On the heels of budget proposals to encourage formation of ‘small company’ and ‘one person company’, the Ministry of Corporate Affairs has come up with an abridged version of annual return for such companies.

This move is seen as yet another effort by the government to ensure ease of doing business for companies and attract foreign investments. It will go a long way to lighten the compliance burden of several lakhs of companies.

Besides revising the definition of a small company in the recent budget, it had also allowed NRIs to incorporate one person company. These changes are to come into effect from April 1. As per the amendment effected for definition of small company, the government has now stipulated that the paid-up capital cannot exceed ₹2 crore and turnover ₹ 20 crore.

Prior to this change, the definition was based on thresholds defined by the Companies Act which mentioned a maximum paid up capital of ₹50 lakh and turnover of ₹ 2 crore in the immediate preceding fiscal.

Increasing corporatisation

Reacting to the latest MCA move, Aseem Chawla, Managing Partner, ASC Legal, said: “In the backdrop of the impetus provided by the budget incentivising organisation of One Person Company and bringing more unincorporated businesses into One Person Company and anticipating more formation of such OPCs; Rules have been amended in providing differentiated and simpler compliances. The aim is to promote corporatisation of the ecosystem and bring more businesses in organised mainstream of ecosystem.”

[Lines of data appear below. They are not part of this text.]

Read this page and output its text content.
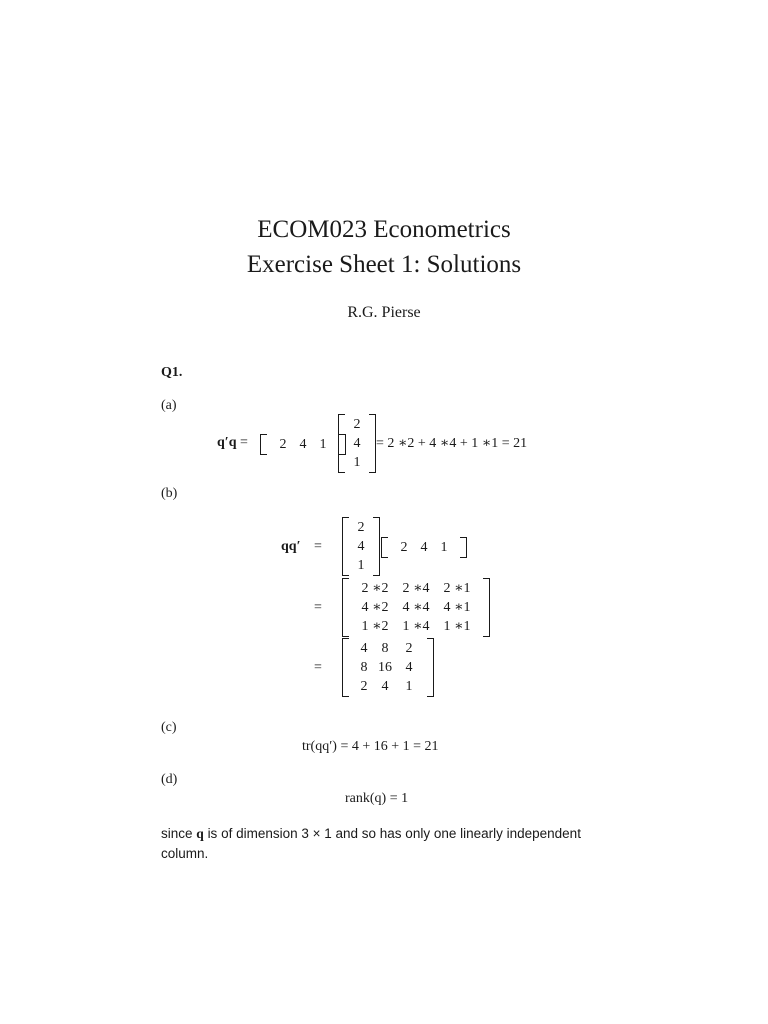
ECOM023 Econometrics
Exercise Sheet 1: Solutions
R.G. Pierse
Q1.
(a)
q′q =	2 4 1
2
4
1
= 2 ∗2 + 4 ∗4 + 1 ∗1 = 21
(b)
qq′ =
2
4
1
2 4 1
=
2 ∗2 2 ∗4 2 ∗1
4 ∗2 4 ∗4 4 ∗1
1 ∗2 1 ∗4 1 ∗1
=
4	8	2
8 16 4
2	4	1
(c)
tr(qq′) = 4 + 16 + 1 = 21
(d)
rank(q) = 1
since q is of dimension 3 × 1 and so has only one linearly independent column.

Manu Varghese, Partner (General Corporate) , White and Brief, Advocates and Solicitors, said the new rules is a part of the Government’s ease of business initiative. Another bonus for companies is the doing away with filing of an extract of annual return along with the board report. Further, explanations under Rule 20 relating to e-voting which existed in the 2014 rules, but were inadvertently removed in the 2016 rules, have now been reinstated for clarity.